- Born: February 8, 1985 (age 41) Winston-Salem, North Carolina, US
- Education: The University of North Carolina at Chapel Hill, Yale University
- Known for: Photography
- Website: endiabeal.com

= Endia Beal =

American visual artist, curator, and educator

Endia Beal (born February 8, 1985) is an African-American visual artist, curator, and educator. She is known for her work in creating visual narratives through photography and video testimonies focused on women of color working in corporate environments.

==Early life and education==
Endia Beal was born on February 8, 1985, in Winston-Salem, North Carolina. She is the daughter of Frank Beal and Sheila Beal. Beal took her first photo class at University of North Carolina Greensboro. In 2008 Beal graduated from the University of North Carolina at Chapel Hill with a double bachelor's degree in Art History and Studio Art. As an undergraduate student, she attended the Studio Art Center International in Florence, Italy focusing on classic Art History of High Renaissance period.

After her bachelor's degree, Beal was selected to participate in ArtTable - a program aimed at empowering women in the visual arts. At ArtTable she represented Washington, D.C., where she helped curate the Andy Warhol Exhibit at the Luther W. Brady Art Gallery of George Washington University. During this program, she began combining her artistic practices elements from activism work to create marketing campaigns in an effort to redefine the relationship between minorities communities and art.
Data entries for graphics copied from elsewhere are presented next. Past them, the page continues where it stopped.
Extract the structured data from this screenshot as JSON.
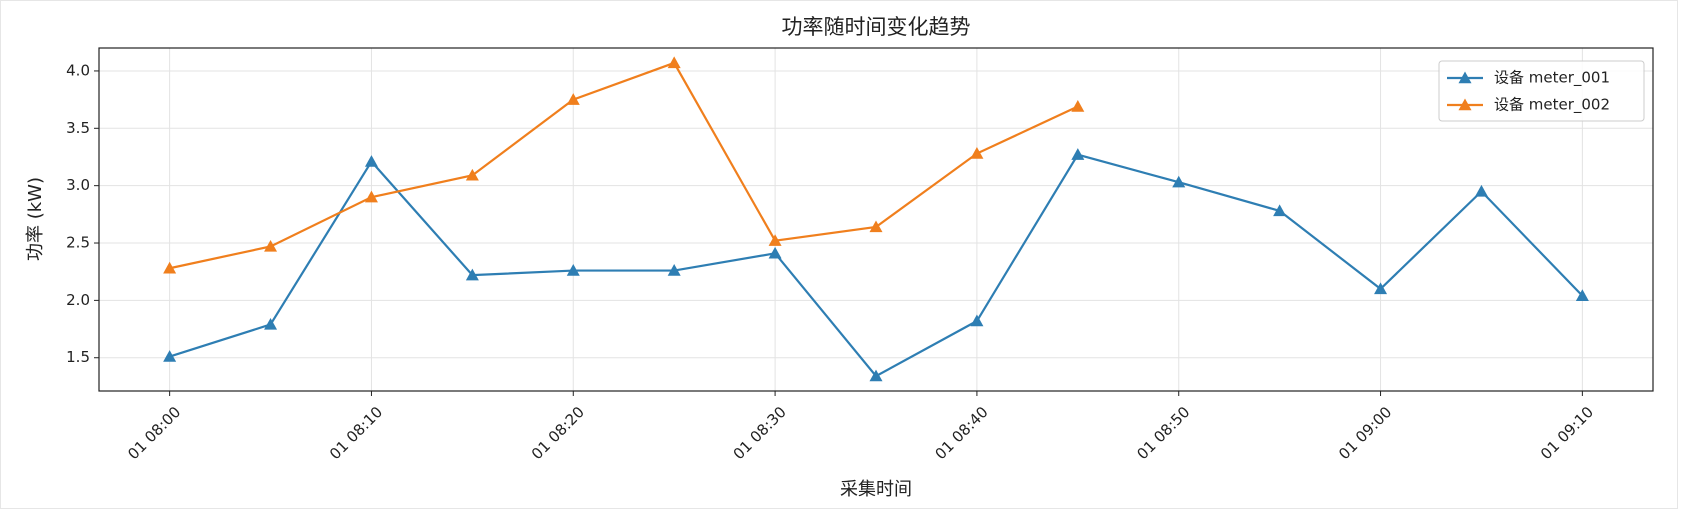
{
  "chart_data": {
    "type": "line",
    "title": "功率随时间变化趋势",
    "x_label": "采集时间",
    "y_label": "功率 (kW)",
    "x": [
      "01 08:00",
      "01 08:05",
      "01 08:10",
      "01 08:15",
      "01 08:20",
      "01 08:25",
      "01 08:30",
      "01 08:35",
      "01 08:40",
      "01 08:45",
      "01 08:50",
      "01 08:55",
      "01 09:00",
      "01 09:05",
      "01 09:10"
    ],
    "series": [
      {
        "name": "设备 meter_001",
        "color": "#2e7eb3",
        "values": [
          1.51,
          1.79,
          3.21,
          2.22,
          2.26,
          2.26,
          2.41,
          1.34,
          1.82,
          3.27,
          3.03,
          2.78,
          2.1,
          2.95,
          2.04
        ]
      },
      {
        "name": "设备 meter_002",
        "color": "#f07f1d",
        "values": [
          2.28,
          2.47,
          2.9,
          3.09,
          3.75,
          4.07,
          2.52,
          2.64,
          3.28,
          3.69,
          null,
          null,
          null,
          null,
          null
        ]
      }
    ],
    "xticks": [
      "01 08:00",
      "01 08:10",
      "01 08:20",
      "01 08:30",
      "01 08:40",
      "01 08:50",
      "01 09:00",
      "01 09:10"
    ],
    "ylim": [
      1.21,
      4.2
    ],
    "yticks": [
      1.5,
      {
        "value": 2,
        "label": "2.0"
      },
      2.5,
      {
        "value": 3,
        "label": "3.0"
      },
      3.5,
      {
        "value": 4,
        "label": "4.0"
      }
    ],
    "grid": true,
    "legend": "upper right",
    "marker": "triangle"
  }
}
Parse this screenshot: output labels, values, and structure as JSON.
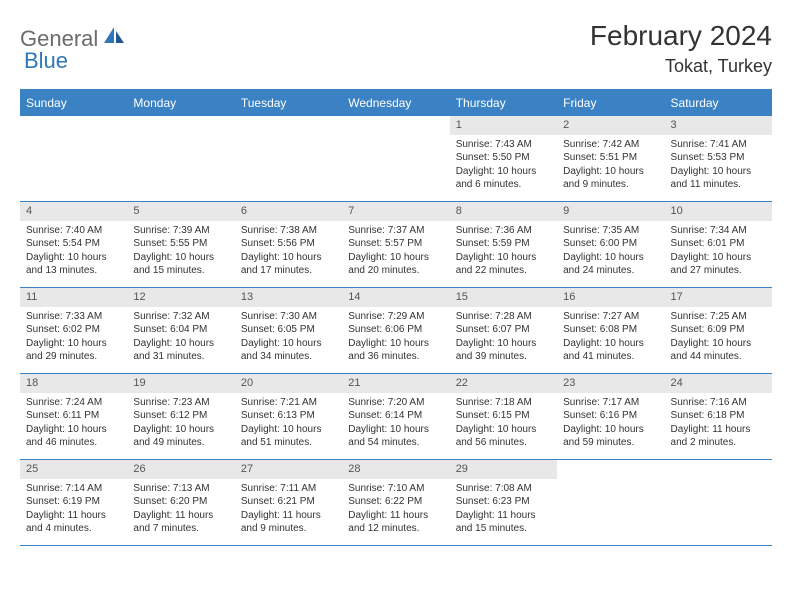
{
  "logo": {
    "text1": "General",
    "text2": "Blue"
  },
  "title": "February 2024",
  "location": "Tokat, Turkey",
  "colors": {
    "header_bg": "#3b82c4",
    "header_text": "#ffffff",
    "daynum_bg": "#e8e8e8",
    "border": "#3b82c4",
    "logo_gray": "#6b6b6b",
    "logo_blue": "#2f77b8"
  },
  "weekdays": [
    "Sunday",
    "Monday",
    "Tuesday",
    "Wednesday",
    "Thursday",
    "Friday",
    "Saturday"
  ],
  "weeks": [
    [
      null,
      null,
      null,
      null,
      {
        "d": "1",
        "sr": "Sunrise: 7:43 AM",
        "ss": "Sunset: 5:50 PM",
        "dl1": "Daylight: 10 hours",
        "dl2": "and 6 minutes."
      },
      {
        "d": "2",
        "sr": "Sunrise: 7:42 AM",
        "ss": "Sunset: 5:51 PM",
        "dl1": "Daylight: 10 hours",
        "dl2": "and 9 minutes."
      },
      {
        "d": "3",
        "sr": "Sunrise: 7:41 AM",
        "ss": "Sunset: 5:53 PM",
        "dl1": "Daylight: 10 hours",
        "dl2": "and 11 minutes."
      }
    ],
    [
      {
        "d": "4",
        "sr": "Sunrise: 7:40 AM",
        "ss": "Sunset: 5:54 PM",
        "dl1": "Daylight: 10 hours",
        "dl2": "and 13 minutes."
      },
      {
        "d": "5",
        "sr": "Sunrise: 7:39 AM",
        "ss": "Sunset: 5:55 PM",
        "dl1": "Daylight: 10 hours",
        "dl2": "and 15 minutes."
      },
      {
        "d": "6",
        "sr": "Sunrise: 7:38 AM",
        "ss": "Sunset: 5:56 PM",
        "dl1": "Daylight: 10 hours",
        "dl2": "and 17 minutes."
      },
      {
        "d": "7",
        "sr": "Sunrise: 7:37 AM",
        "ss": "Sunset: 5:57 PM",
        "dl1": "Daylight: 10 hours",
        "dl2": "and 20 minutes."
      },
      {
        "d": "8",
        "sr": "Sunrise: 7:36 AM",
        "ss": "Sunset: 5:59 PM",
        "dl1": "Daylight: 10 hours",
        "dl2": "and 22 minutes."
      },
      {
        "d": "9",
        "sr": "Sunrise: 7:35 AM",
        "ss": "Sunset: 6:00 PM",
        "dl1": "Daylight: 10 hours",
        "dl2": "and 24 minutes."
      },
      {
        "d": "10",
        "sr": "Sunrise: 7:34 AM",
        "ss": "Sunset: 6:01 PM",
        "dl1": "Daylight: 10 hours",
        "dl2": "and 27 minutes."
      }
    ],
    [
      {
        "d": "11",
        "sr": "Sunrise: 7:33 AM",
        "ss": "Sunset: 6:02 PM",
        "dl1": "Daylight: 10 hours",
        "dl2": "and 29 minutes."
      },
      {
        "d": "12",
        "sr": "Sunrise: 7:32 AM",
        "ss": "Sunset: 6:04 PM",
        "dl1": "Daylight: 10 hours",
        "dl2": "and 31 minutes."
      },
      {
        "d": "13",
        "sr": "Sunrise: 7:30 AM",
        "ss": "Sunset: 6:05 PM",
        "dl1": "Daylight: 10 hours",
        "dl2": "and 34 minutes."
      },
      {
        "d": "14",
        "sr": "Sunrise: 7:29 AM",
        "ss": "Sunset: 6:06 PM",
        "dl1": "Daylight: 10 hours",
        "dl2": "and 36 minutes."
      },
      {
        "d": "15",
        "sr": "Sunrise: 7:28 AM",
        "ss": "Sunset: 6:07 PM",
        "dl1": "Daylight: 10 hours",
        "dl2": "and 39 minutes."
      },
      {
        "d": "16",
        "sr": "Sunrise: 7:27 AM",
        "ss": "Sunset: 6:08 PM",
        "dl1": "Daylight: 10 hours",
        "dl2": "and 41 minutes."
      },
      {
        "d": "17",
        "sr": "Sunrise: 7:25 AM",
        "ss": "Sunset: 6:09 PM",
        "dl1": "Daylight: 10 hours",
        "dl2": "and 44 minutes."
      }
    ],
    [
      {
        "d": "18",
        "sr": "Sunrise: 7:24 AM",
        "ss": "Sunset: 6:11 PM",
        "dl1": "Daylight: 10 hours",
        "dl2": "and 46 minutes."
      },
      {
        "d": "19",
        "sr": "Sunrise: 7:23 AM",
        "ss": "Sunset: 6:12 PM",
        "dl1": "Daylight: 10 hours",
        "dl2": "and 49 minutes."
      },
      {
        "d": "20",
        "sr": "Sunrise: 7:21 AM",
        "ss": "Sunset: 6:13 PM",
        "dl1": "Daylight: 10 hours",
        "dl2": "and 51 minutes."
      },
      {
        "d": "21",
        "sr": "Sunrise: 7:20 AM",
        "ss": "Sunset: 6:14 PM",
        "dl1": "Daylight: 10 hours",
        "dl2": "and 54 minutes."
      },
      {
        "d": "22",
        "sr": "Sunrise: 7:18 AM",
        "ss": "Sunset: 6:15 PM",
        "dl1": "Daylight: 10 hours",
        "dl2": "and 56 minutes."
      },
      {
        "d": "23",
        "sr": "Sunrise: 7:17 AM",
        "ss": "Sunset: 6:16 PM",
        "dl1": "Daylight: 10 hours",
        "dl2": "and 59 minutes."
      },
      {
        "d": "24",
        "sr": "Sunrise: 7:16 AM",
        "ss": "Sunset: 6:18 PM",
        "dl1": "Daylight: 11 hours",
        "dl2": "and 2 minutes."
      }
    ],
    [
      {
        "d": "25",
        "sr": "Sunrise: 7:14 AM",
        "ss": "Sunset: 6:19 PM",
        "dl1": "Daylight: 11 hours",
        "dl2": "and 4 minutes."
      },
      {
        "d": "26",
        "sr": "Sunrise: 7:13 AM",
        "ss": "Sunset: 6:20 PM",
        "dl1": "Daylight: 11 hours",
        "dl2": "and 7 minutes."
      },
      {
        "d": "27",
        "sr": "Sunrise: 7:11 AM",
        "ss": "Sunset: 6:21 PM",
        "dl1": "Daylight: 11 hours",
        "dl2": "and 9 minutes."
      },
      {
        "d": "28",
        "sr": "Sunrise: 7:10 AM",
        "ss": "Sunset: 6:22 PM",
        "dl1": "Daylight: 11 hours",
        "dl2": "and 12 minutes."
      },
      {
        "d": "29",
        "sr": "Sunrise: 7:08 AM",
        "ss": "Sunset: 6:23 PM",
        "dl1": "Daylight: 11 hours",
        "dl2": "and 15 minutes."
      },
      null,
      null
    ]
  ]
}
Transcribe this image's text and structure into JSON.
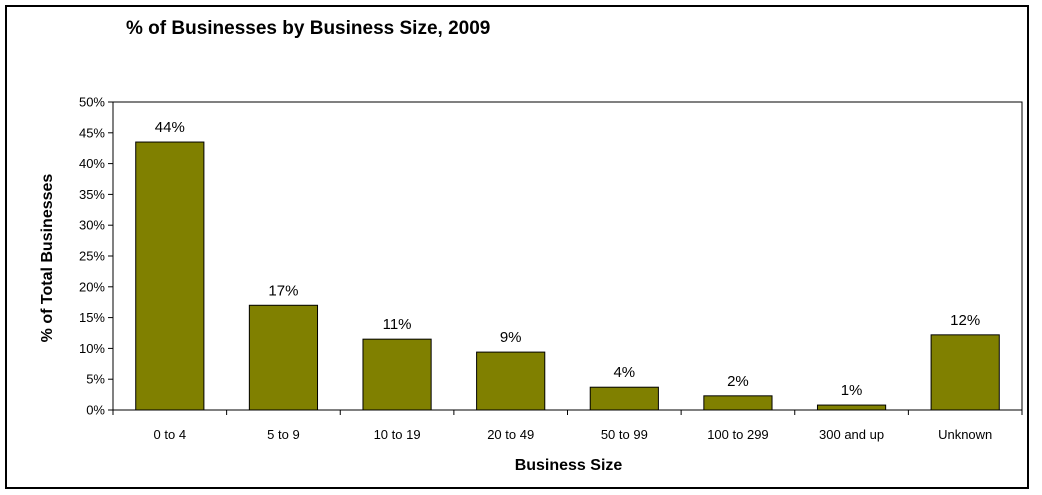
{
  "chart_data": {
    "type": "bar",
    "title": "% of Businesses by Business Size, 2009",
    "xlabel": "Business Size",
    "ylabel": "% of Total Businesses",
    "categories": [
      "0 to 4",
      "5 to 9",
      "10 to 19",
      "20 to 49",
      "50 to 99",
      "100 to 299",
      "300 and up",
      "Unknown"
    ],
    "values": [
      43.5,
      17.0,
      11.5,
      9.4,
      3.7,
      2.3,
      0.8,
      12.2
    ],
    "data_labels": [
      "44%",
      "17%",
      "11%",
      "9%",
      "4%",
      "2%",
      "1%",
      "12%"
    ],
    "ylim": [
      0,
      50
    ],
    "yticks": [
      0,
      5,
      10,
      15,
      20,
      25,
      30,
      35,
      40,
      45,
      50
    ],
    "ytick_labels": [
      "0%",
      "5%",
      "10%",
      "15%",
      "20%",
      "25%",
      "30%",
      "35%",
      "40%",
      "45%",
      "50%"
    ],
    "bar_color": "#808000",
    "grid": false,
    "legend": "none"
  }
}
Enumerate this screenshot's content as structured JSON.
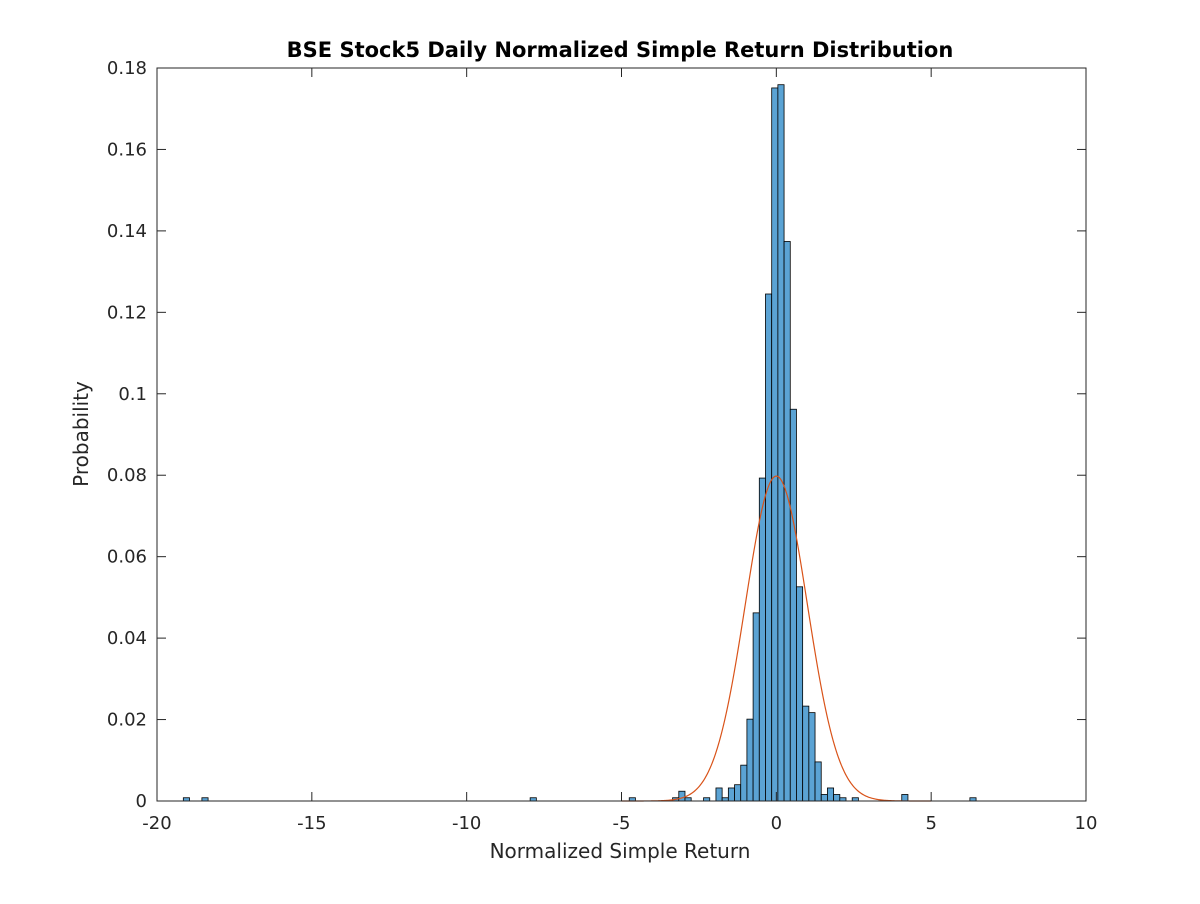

In 2013, Beal got a master's degree from Yale School of Art in Fine Arts and Photography. During this time she created her first body of work exploring the struggles of women of color in the professional field, in the corporate space in particular.

Since 2014 Beal has worked as the Director of Diggs Gallery at Winston-Salem State University and is an Associate Professor of Art there.

==Career==
As her role models and sources of inspiration, Beal was interested in artists who incorporate personal stories in order to draw a bigger picture. Another important theme in Beal's works is questioning conformity and gender roles. Beal lists Carrie Mae Weems and Lorna Simpson as her personal favorites.

In her works, Beal uses visual narratives, expressed both in photo and video projects, that focus on examining the personal experiences of marginalized communities and individuals, focusing mostly on the background of African American women. Beal connects personal stories to the bigger background of the social group that she documents through her photography.

After participating in the artist-in-residence program at the Center for Photography at Woodstock, she developed her previous work in the project "Can I Touch It?" For this project, she made traditional portraits of white women that one would find in a corporate context but they wore traditional hairstyles of black women. Using role reversal, she wanted to represent the experience that she has faced herself as a black woman in the corporate field.

Another one of Beal's projects, "Am I What You Are Looking For?", focusing on portraying young black educated women entering the workforce and the personal stories behind them, was featured in VICE's 2016 Photo issue and won a grant from the Magnum Foundation.

Beal has worked in a curatorial capacity at the Southeastern Center for Contemporary Art and the Connecticut Center for Arts and Technology. She won a 2019 fellowship from Center for Curatorial Leadership.

===Exhibitions===
Beal's works have been exhibited in many institutions in the United States, including the Charles H. Wright Museum in Detroit, Michigan, the Harvey B. Gantt Center and the McColl Center, both in Charlotte, NC, Aperture Foundation of New York, and the Samuel Dorsky Museum of Art at State University of New York at New Paltz, Alice Austin House Museum, Photographic Center Northwest, Cathrine Edelman Gallery and Nasher Museum of Art.